Fighting on the eastern front of the civil war, which has ebbed backwards and forwards for the past months, has been bogged down for weeks on the fringes of Brega, southwest of the rebel capital Benghazi.

Zawawi said rebel forces were in sight of a residential area of Brega and believed they could take the town.

"It could be very soon, but we don't want to lose anybody so we're moving slowly but surely," he said.

Friday was another day of claim and counter-claim in the six-month-old war.

Gaddafi's government denied a rebel report that a NATO air strike had killed the Libyan leader's son Khamis, commander of one of the government's most loyal and best-equipped units.

Government spokesman Moussa Ibrahim said word of Khamis Gaddafi's death was a ploy to cover up the killing of three civilians in Zlitan, a battlefront city where Gaddafi forces are trying to halt the rebel advance on Tripoli.

"It's false news. This is a dirty trick to cover up their crime in Zlitan," he told Reuters.

A rebel spokesman said the NATO air strike had killed 32 Gaddafi loyalists in Zlitan, where Khamis Gaddafi's elite 32nd Brigade is believed to have been leading the defence of the approaches to Tripoli, 160 km (100 miles) away.

NATO said it had targeted a command-and-control target in the Zlitan area but "cannot confirm anything right now because we don't have people on the ground".

Rebels who cleared Gaddafi's forces from Libya's third-largest city Misrata after weeks of intense fighting have been trying to push westwards and take Zlitan, which would open the coastal road toward his Tripoli stronghold.
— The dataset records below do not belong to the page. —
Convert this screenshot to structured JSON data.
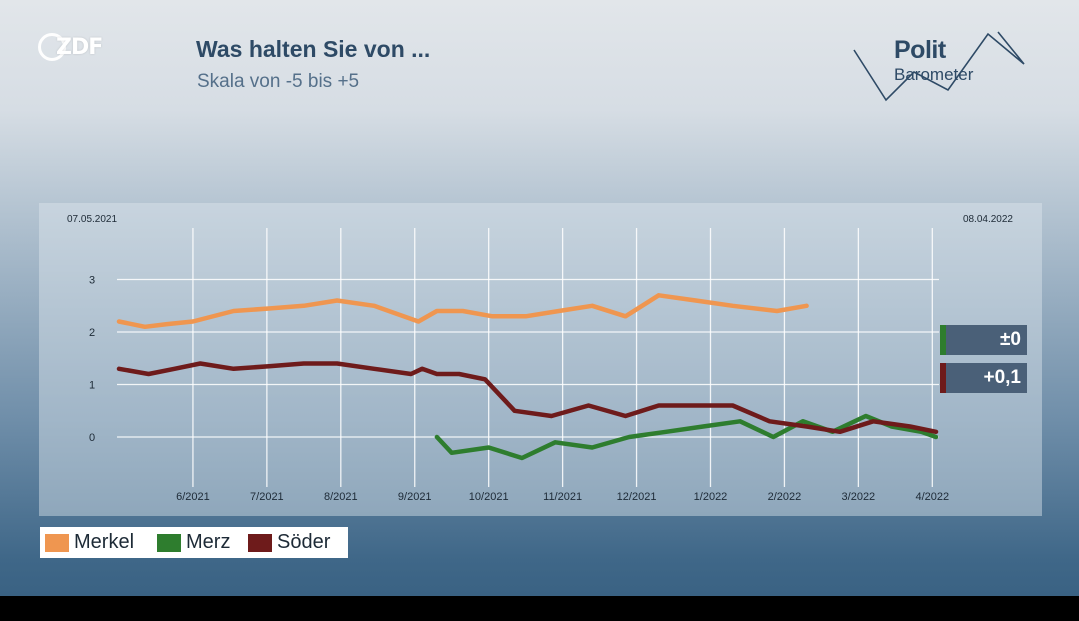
{
  "header": {
    "title": "Was halten Sie von ...",
    "subtitle": "Skala von -5 bis +5",
    "broadcaster": "ZDF",
    "brand_line1": "Polit",
    "brand_line2": "Barometer"
  },
  "chart_data": {
    "type": "line",
    "title": "Was halten Sie von ...",
    "subtitle": "Skala von -5 bis +5",
    "start_date_label": "07.05.2021",
    "end_date_label": "08.04.2022",
    "x_domain": [
      0,
      11.05
    ],
    "x_tick_positions": [
      1,
      2,
      3,
      4,
      5,
      6,
      7,
      8,
      9,
      10,
      11
    ],
    "x_tick_labels": [
      "6/2021",
      "7/2021",
      "8/2021",
      "9/2021",
      "10/2021",
      "11/2021",
      "12/2021",
      "1/2022",
      "2/2022",
      "3/2022",
      "4/2022"
    ],
    "y_ticks": [
      0,
      1,
      2,
      3
    ],
    "ylim": [
      -1,
      3.8
    ],
    "grid": true,
    "legend_position": "bottom-left",
    "series": [
      {
        "name": "Merkel",
        "color": "#ef9650",
        "x": [
          0,
          0.35,
          0.65,
          1.0,
          1.55,
          2.05,
          2.5,
          2.95,
          3.45,
          4.05,
          4.3,
          4.65,
          5.05,
          5.5,
          5.95,
          6.4,
          6.85,
          7.3,
          7.8,
          8.3,
          8.9,
          9.3
        ],
        "y": [
          2.2,
          2.1,
          2.15,
          2.2,
          2.4,
          2.45,
          2.5,
          2.6,
          2.5,
          2.2,
          2.4,
          2.4,
          2.3,
          2.3,
          2.4,
          2.5,
          2.3,
          2.7,
          2.6,
          2.5,
          2.4,
          2.5
        ]
      },
      {
        "name": "Merz",
        "color": "#2e7d2e",
        "x": [
          4.3,
          4.5,
          5.0,
          5.45,
          5.9,
          6.4,
          6.9,
          7.4,
          7.9,
          8.4,
          8.85,
          9.25,
          9.65,
          10.1,
          10.45,
          10.85,
          11.05
        ],
        "y": [
          0.0,
          -0.3,
          -0.2,
          -0.4,
          -0.1,
          -0.2,
          0.0,
          0.1,
          0.2,
          0.3,
          0.0,
          0.3,
          0.1,
          0.4,
          0.2,
          0.1,
          0.0
        ],
        "change_label": "±0"
      },
      {
        "name": "Söder",
        "color": "#6e1b1b",
        "x": [
          0,
          0.4,
          0.75,
          1.1,
          1.55,
          2.05,
          2.5,
          2.95,
          3.45,
          3.95,
          4.1,
          4.3,
          4.6,
          4.95,
          5.35,
          5.85,
          6.35,
          6.85,
          7.3,
          7.8,
          8.3,
          8.8,
          9.3,
          9.75,
          10.2,
          10.7,
          11.05
        ],
        "y": [
          1.3,
          1.2,
          1.3,
          1.4,
          1.3,
          1.35,
          1.4,
          1.4,
          1.3,
          1.2,
          1.3,
          1.2,
          1.2,
          1.1,
          0.5,
          0.4,
          0.6,
          0.4,
          0.6,
          0.6,
          0.6,
          0.3,
          0.2,
          0.1,
          0.3,
          0.2,
          0.1
        ],
        "change_label": "+0,1"
      }
    ]
  },
  "legend": {
    "items": [
      {
        "label": "Merkel",
        "color": "#ef9650"
      },
      {
        "label": "Merz",
        "color": "#2e7d2e"
      },
      {
        "label": "Söder",
        "color": "#6e1b1b"
      }
    ]
  }
}
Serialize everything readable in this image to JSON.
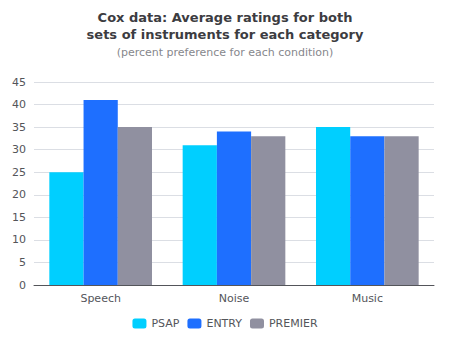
{
  "chart_data": {
    "type": "bar",
    "title": "Cox data: Average ratings for both\nsets of instruments for each category",
    "subtitle": "(percent preference for each condition)",
    "categories": [
      "Speech",
      "Noise",
      "Music"
    ],
    "series": [
      {
        "name": "PSAP",
        "color": "#00CFFF",
        "values": [
          25,
          31,
          35
        ]
      },
      {
        "name": "ENTRY",
        "color": "#1E6FFF",
        "values": [
          41,
          34,
          33
        ]
      },
      {
        "name": "PREMIER",
        "color": "#9090A0",
        "values": [
          35,
          33,
          33
        ]
      }
    ],
    "ylim": [
      0,
      45
    ],
    "yticks": [
      0,
      5,
      10,
      15,
      20,
      25,
      30,
      35,
      40,
      45
    ],
    "grid": true,
    "legend": "bottom"
  }
}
Khamis has been "killed" twice in the past six months: Arab media reported in March that he had died in a kamikaze crash by a disaffected Libyan air force pilot. Libyan state television countered with pictures of a man resembling Khamis, which it said disproved the report of his death.

The government said earlier this year that a NATO strike in Tripoli had killed Gaddafi's son Saif al-Arab, who unlike Khamis did not have a high public profile or a major leadership role.

Gaddafi has kept control of the capital despite severe fuel shortages and rebel advances backed since March by Western air strikes, assault helicopter attacks and naval bombardments.

The rebels face numerous problems, from stalling battlefield momentum to internal splits, exposed starkly last week when military chief Abdel Fattah Younes was assassinated behind his own lines in circumstances yet to be explained.

Near the capital, rebels also control the Western Mountains southwest of Tripoli. A rebel official there, Colonel Juma Ibrahim, told Reuters his forces had set an ultimatum to the surrounded town of Tiji to surrender or face attack on Saturday.

Rebels were using loud-hailers to appeal to a tribal chief close to Gaddafi to evacuate civilians from Tiji and broker the withdrawal of pro-Gaddafi forces.

"If he does not comply, we will attack," said Ibrahim.